A $250 million plan by the NSW government to build a new Sydney Fish Market may deliver a windfall to an associate of the family of corrupt former Labor powerbroker Eddie Obeid.
Joe Elias, a friend of Mr Obeid’s son Eddie Obeid jnr, is locked in negotiations with the Roads and Maritime Services (RMS) about surrendering a lease on land the government needs for the development.
Court documents show the RMS has been trying to evict Mr Elias’ company Blackwattle Bay Marina from the site, terminate the lease and regain control.
A spokeswoman for the RMS told Fairfax Media the agency and Blackwattle Bay Marina “are in the final stages of positive negotiations for the Blackwattle Bay lease arrangements”.
“Part of this includes settlement for the relocation of Blackwattle Bay Marina to an alternative location,” she said. “Discussions are progressing, which are commercial in confidence.”
Mr Elias did not respond to calls.
The development plan, announced by Premier Mike Baird and Planning Minister Rob Stokes, will see the Sydney Fish Market demolished and apartments, commercial and retail developed in its place.
A new Sydney Fish Market will be built on a neighbouring site at Blackwattle Bay. The RMS, which is the land holding agency, is negotiating with leaseholders about vacating the site.
They include concrete company Hanson and Mr Elias, whose party boat business All Occasion Cruises operates on the site.
Mr Elias was controversially awarded a tender to redevelop the site into a marina in 2009 by then Labor ports minister Joe Tripodi.
In August 2009, Mr Tripodi announced that Mr Elias had won the $15 million to $20 million tender for a maritime development on the Blackwattle Bay site.
A two-stage tender process had been recommended, but NSW Maritime’s then chief executive Steve Dunn dismissed all other bidders, including major property developer Lend Lease, after the first stage and declared All Occasion Cruises the winner.
The Elias bid was higher than its competitors, but partly because it included a non-conforming function centre.
Since then, and in an unrelated matter, Mr Dunn was found to have acted corruptly by scrapping a policy that would have put the Obeid family’s Circular Quay leases out to competitive tender.
Mr Tripodi, who appointed Mr Dunn to his position at NSW Maritime at the behest of Mr Obeid, was also found to be corrupt.
Majid Saab, Eddie Obeid’s son-in-law, is also a close friend of Mr Elias and has worked as a barman with Mr Elias’ company Wild Boys Afloat, which offers male strippers in G-strings performing for hens’ nights.

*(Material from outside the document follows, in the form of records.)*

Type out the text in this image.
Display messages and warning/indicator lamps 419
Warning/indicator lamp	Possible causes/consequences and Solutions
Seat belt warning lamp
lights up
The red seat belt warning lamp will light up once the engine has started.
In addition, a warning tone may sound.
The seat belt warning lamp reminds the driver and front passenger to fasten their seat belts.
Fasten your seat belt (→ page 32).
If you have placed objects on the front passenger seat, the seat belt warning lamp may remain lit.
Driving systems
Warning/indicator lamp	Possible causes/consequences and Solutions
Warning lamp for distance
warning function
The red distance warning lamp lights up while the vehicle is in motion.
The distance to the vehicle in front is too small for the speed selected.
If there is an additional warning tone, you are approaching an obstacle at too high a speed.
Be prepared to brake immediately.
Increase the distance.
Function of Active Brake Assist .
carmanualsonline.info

Mr Elias’ development never happened.
On Monday, Mr Baird and Mr Stokes announced an agreement had been reached between the government’s development arm, Urban Growth, and leaseholders at the existing Sydney Fish Market to proceed to “design, planning, site investigation and negotiations”.
They said the new market, to open opposite Wentworth Park, would include levels “under the water line” and, at 35,000 square metres of floor space, would be more than double the size of the existing site.
The current market will continue to operate while the new one is constructed. This will ensure retailers can continue trading right up until it is opened, removing a major impediment to previous redevelopment plans.
The government says the cost of the development will be “offset” by construction of residential apartments, commercial and retail space on the current site. Mr Stokes said the scale and design of that development had yet to be determined.
It is hoped the development will see the number of existing fish market visitors double to 6 million a year. Construction of the new market is due to begin in late 2018.